There's a saying in Spanish, "Dime de que presumes, te dire de que careces." In English this means tell me what you brag about and I will tell you what you lack. I have for a long time been obsessed with happiness. I read about it, listen to things about it, and talk about its pursuit for hours on end.
I realized that I am definitely obsessed with something that tends to elude me. Happiness doesn't come naturally to me. I am much more comfortable and familiar with the negative, with the self-deprecating. I see things that need to fixed, improved, the inconsistencies in people, in society. It's a gift and a curse too. I want to turn that off sometimes, so that I can just focus on all the beauty around me. I want to be in the moment not endlessly overanalyzing and planning my next move. Being present also means you are more in tune with your emotions. I am embarrassed to admit I used to pride myself on my inability to access my emotions. A few depressive episodes later, I realize that many of the things that happened to me in my teens and 20's could be attributed to this inability. I've had to hone in on a particular set of skills that allow me to sit with myself and reflect on the inner workings of my mind, and analyze what motivates me to act, think and feel a certain way.
Happiness is indeed something we create for ourselves. It's not up to our partners or our careers to make us happy. While there's many things I want for 2016 I don't want to forget to make happiness a priority. All the achievements in the world won't matter if we cannot find peace within ourselves. Which is why lately I have embraced certain rituals that bring me joy and peace:
- Writing: For me writing is like breathing. I have always seemed to look for answers to my life's big questions through books and writing.
- Searching for Pleasure: I've also realized that happiness isn't a perpetual state of being. I light a candle around the house for pleasure. I washed my sheets with a new lavender scented fabric softener and was amazed at how much joy the smell of newly washed sheets brought me. Discovering a new podcast I enjoy or learn something from makes my day a little brighter.
- Mindfulness: Like the French, I'm making my best efforts to be mindful when I eat. To create a mini-experience out of every meal. Even if it means something simple like treating myself to a Lime, Perrier mineral water in a wine glass just to feel slightly more formal.
- Hydrate: Drink more water. I know it sounds very simple. But i have started drinking a tall glass of water with lemon every morning. It seems to give an energy boost that is better than coffee. Water is amazing for people with anxiety. I tend to suffer from headaches and I can always attribute them to lack of water intake. My friend Linda talked all about this in her YouTube channel We Have Isshoes which you should definitely watch.
- Love: I have instituted extra snuggles with my son and his dad before bedtime. Because there is nothing those bouncy little baby curls can't cure.

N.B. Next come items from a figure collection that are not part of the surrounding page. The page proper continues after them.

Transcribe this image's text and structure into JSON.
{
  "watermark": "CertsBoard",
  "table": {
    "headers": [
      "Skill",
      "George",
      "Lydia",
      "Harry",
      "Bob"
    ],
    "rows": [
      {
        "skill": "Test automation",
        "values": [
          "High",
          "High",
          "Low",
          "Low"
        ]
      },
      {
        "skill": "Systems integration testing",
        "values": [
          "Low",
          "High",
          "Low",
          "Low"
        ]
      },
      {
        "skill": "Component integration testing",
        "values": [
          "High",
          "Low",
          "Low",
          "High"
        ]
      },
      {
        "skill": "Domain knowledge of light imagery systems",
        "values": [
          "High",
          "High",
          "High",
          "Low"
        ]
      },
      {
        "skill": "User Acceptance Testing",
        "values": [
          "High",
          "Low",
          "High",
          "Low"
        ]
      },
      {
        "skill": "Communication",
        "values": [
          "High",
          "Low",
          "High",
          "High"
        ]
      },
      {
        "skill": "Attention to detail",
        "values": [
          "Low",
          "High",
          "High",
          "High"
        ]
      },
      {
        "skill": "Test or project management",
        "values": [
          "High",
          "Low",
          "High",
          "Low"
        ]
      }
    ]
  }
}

My challenge is to continue to honor this time for myself even in the midst of deadlines, and projects. The more I focus on self-care and saying "yes" to myself the more I find myself enjoying more moments of happiness, and pleasure. It requires effort since it's easy to revert back to patterns of people pleasing, sulking, and fatalistic thoughts but it's one of the most of worthwhile things I have done. I have learned that the more I search for my truth the more I find people willing to join me on the journey.
What are you doing for yourself this week?